En este sentido, Scope vigilará:

 

- El mantenimiento de unos superávits presupuestarios primarios elevados y el impulso de las reformas, tanto antes como después de las elecciones europeas, locales y nacionales de 2019:

 

- Una mayor ampliación del acceso al mercado de capitales del país y de su sistema bancario, especialmente teniendo en cuenta que la deuda del Estado griego no es elegible en las operaciones de financiación del BCE

 

- La relajación de los controles de capital, así como la reducción de los riesgos de insolvencia, que son muy elevados

 

- La puesta en marcha de nuevas medidas oficiales de alivio del endeudamiento y el compromiso de los acreedores de apoyar la sostenibilidad de la deuda de Grecia. En opinión de Scope, cada una de estas medidas, o una combinación de ellas, podría mejorar sustancialmente la sostenibilidad macroeconómica y reducir los elevados riesgos para la estabilidad financiera, aumentando así la confianza y reforzando la capacidad de Grecia para hacer frente a su carga de deuda. A pesar de esta evolución positiva del crédito, las calificaciones de Grecia siguen estando limitadas por las debilidades estructurales en forma de bajo potencial de crecimiento y alto desempleo, y por los legados de la época de crisis en forma de elevados riesgos para la estabilidad financiera, que dificultan lo que, de otro modo, podría ser una recuperación más fuerte.

 

Escenario político de Grecia

 

Las elecciones legislativas griegas se celebrarán a más tardar el 20 de octubre.

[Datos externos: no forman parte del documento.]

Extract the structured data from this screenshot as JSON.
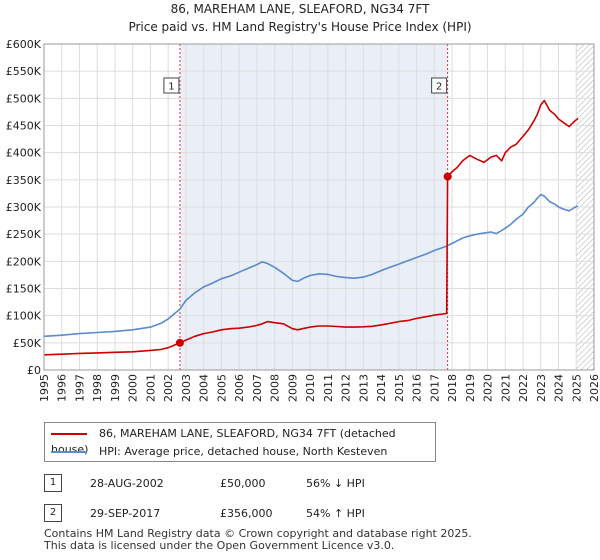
{
  "chart_data": {
    "type": "line",
    "title": "86, MAREHAM LANE, SLEAFORD, NG34 7FT",
    "subtitle": "Price paid vs. HM Land Registry's House Price Index (HPI)",
    "xlim": [
      1995,
      2026
    ],
    "ylim": [
      0,
      600000
    ],
    "x_ticks": [
      "1995",
      "1996",
      "1997",
      "1998",
      "1999",
      "2000",
      "2001",
      "2002",
      "2003",
      "2004",
      "2005",
      "2006",
      "2007",
      "2008",
      "2009",
      "2010",
      "2011",
      "2012",
      "2013",
      "2014",
      "2015",
      "2016",
      "2017",
      "2018",
      "2019",
      "2020",
      "2021",
      "2022",
      "2023",
      "2024",
      "2025",
      "2026"
    ],
    "y_ticks": [
      {
        "value": 0,
        "label": "£0"
      },
      {
        "value": 50000,
        "label": "£50K"
      },
      {
        "value": 100000,
        "label": "£100K"
      },
      {
        "value": 150000,
        "label": "£150K"
      },
      {
        "value": 200000,
        "label": "£200K"
      },
      {
        "value": 250000,
        "label": "£250K"
      },
      {
        "value": 300000,
        "label": "£300K"
      },
      {
        "value": 350000,
        "label": "£350K"
      },
      {
        "value": 400000,
        "label": "£400K"
      },
      {
        "value": 450000,
        "label": "£450K"
      },
      {
        "value": 500000,
        "label": "£500K"
      },
      {
        "value": 550000,
        "label": "£550K"
      },
      {
        "value": 600000,
        "label": "£600K"
      }
    ],
    "grid": true,
    "shaded_periods": [
      {
        "from": 2002.66,
        "to": 2017.75
      },
      {
        "from": 2025.0,
        "to": 2026,
        "hatched": true
      }
    ],
    "series": [
      {
        "name": "86, MAREHAM LANE, SLEAFORD, NG34 7FT (detached house)",
        "color": "#cc0000",
        "x": [
          1995.0,
          1996.0,
          1997.0,
          1998.0,
          1999.0,
          2000.0,
          2001.0,
          2001.6,
          2002.0,
          2002.66,
          2003.0,
          2003.5,
          2004.0,
          2004.5,
          2005.0,
          2005.5,
          2006.0,
          2006.5,
          2007.0,
          2007.3,
          2007.6,
          2008.0,
          2008.5,
          2009.0,
          2009.3,
          2009.7,
          2010.0,
          2010.5,
          2011.0,
          2011.5,
          2012.0,
          2012.5,
          2013.0,
          2013.5,
          2014.0,
          2014.5,
          2015.0,
          2015.5,
          2016.0,
          2016.5,
          2017.0,
          2017.7,
          2017.75,
          2018.0,
          2018.3,
          2018.6,
          2019.0,
          2019.4,
          2019.8,
          2020.2,
          2020.5,
          2020.8,
          2021.0,
          2021.3,
          2021.6,
          2022.0,
          2022.3,
          2022.6,
          2022.8,
          2023.0,
          2023.2,
          2023.5,
          2023.8,
          2024.0,
          2024.3,
          2024.6,
          2024.9,
          2025.1
        ],
        "values": [
          28000,
          29000,
          30500,
          31500,
          32500,
          33500,
          36000,
          38000,
          41000,
          50000,
          55000,
          62000,
          67000,
          70000,
          74000,
          76000,
          77000,
          79000,
          82000,
          85000,
          89000,
          87000,
          85000,
          76000,
          74000,
          77000,
          79000,
          81000,
          81000,
          80000,
          79000,
          79000,
          79500,
          80500,
          83000,
          86000,
          89000,
          91000,
          95000,
          98000,
          101000,
          104000,
          356000,
          365000,
          373000,
          385000,
          395000,
          388000,
          382000,
          392000,
          395000,
          385000,
          400000,
          410000,
          415000,
          430000,
          442000,
          458000,
          470000,
          488000,
          496000,
          478000,
          470000,
          462000,
          455000,
          448000,
          458000,
          463000
        ]
      },
      {
        "name": "HPI: Average price, detached house, North Kesteven",
        "color": "#5b8bc9",
        "x": [
          1995.0,
          1996.0,
          1997.0,
          1998.0,
          1999.0,
          2000.0,
          2001.0,
          2001.6,
          2002.0,
          2002.66,
          2003.0,
          2003.5,
          2004.0,
          2004.5,
          2005.0,
          2005.5,
          2006.0,
          2006.5,
          2007.0,
          2007.3,
          2007.6,
          2008.0,
          2008.5,
          2009.0,
          2009.3,
          2009.7,
          2010.0,
          2010.5,
          2011.0,
          2011.5,
          2012.0,
          2012.5,
          2013.0,
          2013.5,
          2014.0,
          2014.5,
          2015.0,
          2015.5,
          2016.0,
          2016.5,
          2017.0,
          2017.7,
          2018.0,
          2018.3,
          2018.6,
          2019.0,
          2019.4,
          2019.8,
          2020.2,
          2020.5,
          2020.8,
          2021.0,
          2021.3,
          2021.6,
          2022.0,
          2022.3,
          2022.6,
          2022.8,
          2023.0,
          2023.2,
          2023.5,
          2023.8,
          2024.0,
          2024.3,
          2024.6,
          2024.9,
          2025.1
        ],
        "values": [
          62000,
          64000,
          67000,
          69000,
          71000,
          74000,
          79000,
          86000,
          94000,
          112000,
          128000,
          142000,
          153000,
          160000,
          168000,
          173000,
          180000,
          187000,
          194000,
          199000,
          196000,
          189000,
          178000,
          165000,
          163000,
          170000,
          174000,
          177000,
          176000,
          172000,
          170000,
          169000,
          171000,
          176000,
          183000,
          189000,
          195000,
          201000,
          207000,
          213000,
          220000,
          228000,
          233000,
          238000,
          243000,
          247000,
          250000,
          252000,
          254000,
          251000,
          257000,
          261000,
          268000,
          277000,
          287000,
          300000,
          308000,
          316000,
          323000,
          320000,
          310000,
          305000,
          300000,
          296000,
          293000,
          299000,
          302000
        ]
      }
    ],
    "annotations": [
      {
        "label": "1",
        "x": 2002.66,
        "value": 50000
      },
      {
        "label": "2",
        "x": 2017.75,
        "value": 356000
      }
    ]
  },
  "legend": {
    "property_label": "86, MAREHAM LANE, SLEAFORD, NG34 7FT (detached house)",
    "hpi_label": "HPI: Average price, detached house, North Kesteven"
  },
  "sales": [
    {
      "badge": "1",
      "date": "28-AUG-2002",
      "price": "£50,000",
      "hpi": "56% ↓ HPI"
    },
    {
      "badge": "2",
      "date": "29-SEP-2017",
      "price": "£356,000",
      "hpi": "54% ↑ HPI"
    }
  ],
  "footer": {
    "line1": "Contains HM Land Registry data © Crown copyright and database right 2025.",
    "line2": "This data is licensed under the Open Government Licence v3.0."
  }
}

Mientras que el actual gobierno dirigido por el Primer Ministro Alexis Tsipras tiene un historial de consolidación fiscal, se prevé que el partido de oposición, el conservador Nueva Democracia obtenga el mayor número de escaños en el Parlamento. Nueva Democracia promete políticas rápidas y favorables al mercado que incluyan vínculos más estrechos con la UE, lo que indica que el impulso de la reforma prevalecería bajo un futuro gobierno, ya sea bajo el liderazgo de Nueva Democracia o de Syriza.

 

Cambios de rating de deuda griega

Scope Ratings ha mejorado la calificación de las emisiones en moneda extranjera y local a largo plazo de Grecia, pasando de B+ a BB-, con perspectiva positiva. La deuda soberana senior no garantizada, tanto en moneda local como extranjera, también ha sido elevada de B+ a BB-, con perspectiva positiva. La agencia también ha elevado la calificación de las emisiones a corto plazo de S-4 a S-3, tanto en moneda local como extranjera, situando la perspectiva en estable.